At the same time, Australia now has other markets, such as Indonesia, taking good volumes of trimmings which provides back-up should the US trimmings market drop away significantly.

The diversification path was a natural maturity, a progression in the way the beef industry approached the development of international markets, Mr Strong said.

"But it also came about due to the maturing of the markets themselves - Korea, for example, was originally a frozen quarter beef market but we now talk about it in the same breath as Japan," he said.

Veteran meat exporter Richard Rains, former head of Sanger Australia and a member of numerous beef industry boards and committees since, said the push to diversify existed in Australia from day one.

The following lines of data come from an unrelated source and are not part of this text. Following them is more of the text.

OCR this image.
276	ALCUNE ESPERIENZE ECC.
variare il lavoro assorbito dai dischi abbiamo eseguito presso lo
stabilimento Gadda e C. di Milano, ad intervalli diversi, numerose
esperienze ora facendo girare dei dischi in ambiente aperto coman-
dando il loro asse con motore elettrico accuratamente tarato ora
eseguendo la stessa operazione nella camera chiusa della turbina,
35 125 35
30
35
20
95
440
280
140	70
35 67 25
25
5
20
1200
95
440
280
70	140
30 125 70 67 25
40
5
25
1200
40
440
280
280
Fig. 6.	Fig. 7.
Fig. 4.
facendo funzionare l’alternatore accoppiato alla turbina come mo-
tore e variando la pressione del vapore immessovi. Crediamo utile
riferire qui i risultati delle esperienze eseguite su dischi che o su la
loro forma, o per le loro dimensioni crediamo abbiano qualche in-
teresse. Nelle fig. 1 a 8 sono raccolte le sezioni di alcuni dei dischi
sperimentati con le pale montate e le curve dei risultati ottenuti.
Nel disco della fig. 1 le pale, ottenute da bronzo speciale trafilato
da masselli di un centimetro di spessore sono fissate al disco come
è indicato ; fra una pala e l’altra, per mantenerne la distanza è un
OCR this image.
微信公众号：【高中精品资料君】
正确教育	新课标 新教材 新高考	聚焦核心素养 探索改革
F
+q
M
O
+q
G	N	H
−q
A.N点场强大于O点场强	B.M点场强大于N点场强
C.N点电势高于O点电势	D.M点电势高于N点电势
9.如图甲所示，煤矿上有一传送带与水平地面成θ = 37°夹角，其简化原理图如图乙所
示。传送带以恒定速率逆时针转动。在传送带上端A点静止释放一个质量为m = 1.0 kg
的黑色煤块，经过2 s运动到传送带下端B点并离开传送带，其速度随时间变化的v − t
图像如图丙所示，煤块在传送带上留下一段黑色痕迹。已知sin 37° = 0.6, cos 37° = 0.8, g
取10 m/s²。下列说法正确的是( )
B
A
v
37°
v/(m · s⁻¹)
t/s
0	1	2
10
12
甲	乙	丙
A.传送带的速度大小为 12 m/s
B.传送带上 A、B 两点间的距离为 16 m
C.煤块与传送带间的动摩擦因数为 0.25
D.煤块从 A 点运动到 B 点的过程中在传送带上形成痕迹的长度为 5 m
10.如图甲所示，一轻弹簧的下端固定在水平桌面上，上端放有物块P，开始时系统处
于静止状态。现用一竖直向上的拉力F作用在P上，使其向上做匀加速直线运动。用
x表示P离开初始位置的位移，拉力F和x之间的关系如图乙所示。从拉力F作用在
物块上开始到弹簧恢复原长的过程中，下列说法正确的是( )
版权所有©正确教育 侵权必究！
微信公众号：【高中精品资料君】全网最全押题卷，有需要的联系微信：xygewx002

"From the day we had ability to export meat, it was recognised we needed as many markets as possible," he said.

"When containerisation came along, it afforded us the opportunity to go anywhere in world with smaller volumes.

"We have always had very expensive processing in this country, which means our workers are well paid but it has also meant we've had to develop a premium product that was seen as such in many markets. We've had to command a higher price."

Mr Rains believes the fact Australian beef production has remained disease-free has been key to its ability to continually access premium markets and capitalise on its competitors being locked out at various times.

He was heavily involved in the move into South Korea in the 1970s and led deals to supply North American McDonald's restaurants in 2001 - which today arguably remains Australia's single largest customer.

Both those developments were pivotal moments that launched Australian beef into new eras.

"I'm a fan of producing cattle that are right for the area they are being raised in and then finding the right market for the product," he said.

"It's always up to export businesses to sell to the best markets on the planet at that particularly time.

"But we're fortunate enough in Australia to be able to produce beef that suits all palates."

In recent years, Australia had demonstrated its ability to quickly divert beef sales whenever there had been a hiccup in one market, he said.

The industry should take confidence from the foundations that provides.

It should also think 'big picture', Mr Rains believes.

"There is a lot of talk about China at the moment and calls for Australia to bring manufacturing back home," he said.

"I don't subscribe. The fact so much of the worlds' manufacturing went to China changed the lives of many Chinese and as they were raised out of poverty and progressed up the socio economic path, they wanted to eat our beef and drink our wine, which has afforded us enormous marketing advantages," he said.